Levate ancora senza medici di base, il sindaco: “Abbiamo arredato gli ambulatori e assunto un’operatrice”

Maickol Duzioni: "Nonostante le 25 nomine della scorsa settimana, mancano 120 dottori in tutta la provincia"

Levate. Ancora un paese senza medici di base, ma con una soluzione toppa, almeno per il momento, fino a nuove disposizioni. Salgono a quota 120 i medici di base mancanti sul territorio bergamasco, nonostante la nomina dei 25 avvenuta la scorsa settimana. E questa condizione di disagio riguarda anche Levate dove, dopo il traguardo della pensione dei due professionisti che per anni hanno seguito i cittadini, l’Ats non li ha sostituiti ma ha attivato un sistema di continuità assistenziale per garantire il servizio sul territorio.

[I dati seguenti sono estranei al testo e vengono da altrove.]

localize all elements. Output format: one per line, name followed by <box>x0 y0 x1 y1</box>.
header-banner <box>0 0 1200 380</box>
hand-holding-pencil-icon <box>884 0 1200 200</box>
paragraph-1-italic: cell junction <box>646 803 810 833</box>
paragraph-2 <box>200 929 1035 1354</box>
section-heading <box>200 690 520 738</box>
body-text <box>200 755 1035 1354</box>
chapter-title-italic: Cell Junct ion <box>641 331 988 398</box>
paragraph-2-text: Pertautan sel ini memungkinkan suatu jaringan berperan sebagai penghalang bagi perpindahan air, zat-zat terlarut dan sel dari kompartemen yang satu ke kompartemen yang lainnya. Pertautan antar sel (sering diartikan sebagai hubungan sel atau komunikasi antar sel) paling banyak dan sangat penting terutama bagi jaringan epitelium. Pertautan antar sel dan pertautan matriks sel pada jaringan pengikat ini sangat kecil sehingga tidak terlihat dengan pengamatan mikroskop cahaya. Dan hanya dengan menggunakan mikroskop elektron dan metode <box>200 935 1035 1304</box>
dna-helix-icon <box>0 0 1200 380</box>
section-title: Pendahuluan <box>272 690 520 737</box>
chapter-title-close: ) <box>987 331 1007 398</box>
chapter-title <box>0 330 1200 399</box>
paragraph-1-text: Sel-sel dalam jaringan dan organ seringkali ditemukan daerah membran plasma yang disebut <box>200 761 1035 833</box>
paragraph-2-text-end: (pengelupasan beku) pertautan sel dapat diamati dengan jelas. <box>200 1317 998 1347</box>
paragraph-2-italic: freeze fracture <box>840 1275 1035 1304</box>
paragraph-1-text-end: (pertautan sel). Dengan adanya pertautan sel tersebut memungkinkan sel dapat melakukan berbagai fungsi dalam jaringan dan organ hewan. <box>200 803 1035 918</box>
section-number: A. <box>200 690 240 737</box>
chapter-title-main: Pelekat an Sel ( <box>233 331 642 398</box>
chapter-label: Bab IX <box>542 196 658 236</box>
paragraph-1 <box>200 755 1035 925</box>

“Nel settembre 2021 i nostri due dottori sono andati in pensione – racconta Maickol Duzioni, sindaco di Levate – e dal 1 ottobre l’Ats ha trovato questa soluzione, mettendoci a disposizione prima 3 poi 2 medici a settimana, che coprono il turno dal lunedì al venerdì, per un totale di 15 ore complessive. Si tratta di 10 professionisti che ruotano, che prendono servizio a turno. E’ chiaro che la difficoltà sta nel fatto che, pur presenti, i medici non conoscono la storia clinica del paziente che si trova quindi nella condizione di viaggiare con la propria cartella clinica soprattutto se i dati non sono accessibili sul portale della Regione, oppure ripetere le proprie problematiche ogni volta. Inoltre non hanno strumenti per fissare appuntamenti, né possono fare visite a domicilio”.

Per questa ragione, Levate, insieme a Ciserano, Verdellino e Osio Sopra, i comuni della Comunità della Salute, ha assunto un’operatrice per garantire un collegamento tra il servizio e i cittadini, garantendo, anche banalmente, la possibilità di ricevere telefonate e prendere appuntamenti: “Per forza, perchè il medico non riesce a svolgere anche queste funzioni da segreteria mentre visita. Abbiamo anche riacquistato la strumentazione per riallestire i due ambulatori lasciati vuoti dai medici andati in pensione e il 5 aprile verrà il tecnico per verificare e accertare che tutto sia in regola e che funzionino i collegamenti extranet e internet per consentire ai medici di operare con tutti gli strumenti che servono”.

Con l’ok definitivo, gli ambulatori verranno riaperti, con due sale adibite alle visite e una d’aspetto: “Esatto, ma nulla invece è ancora dato di sapere sulla presenza di due medici che tornino ad essere presenza fissa e costante per i cittadini. Speriamo presto, perché la situazione va risolta. Attendiamo una risposta dalla Regione”.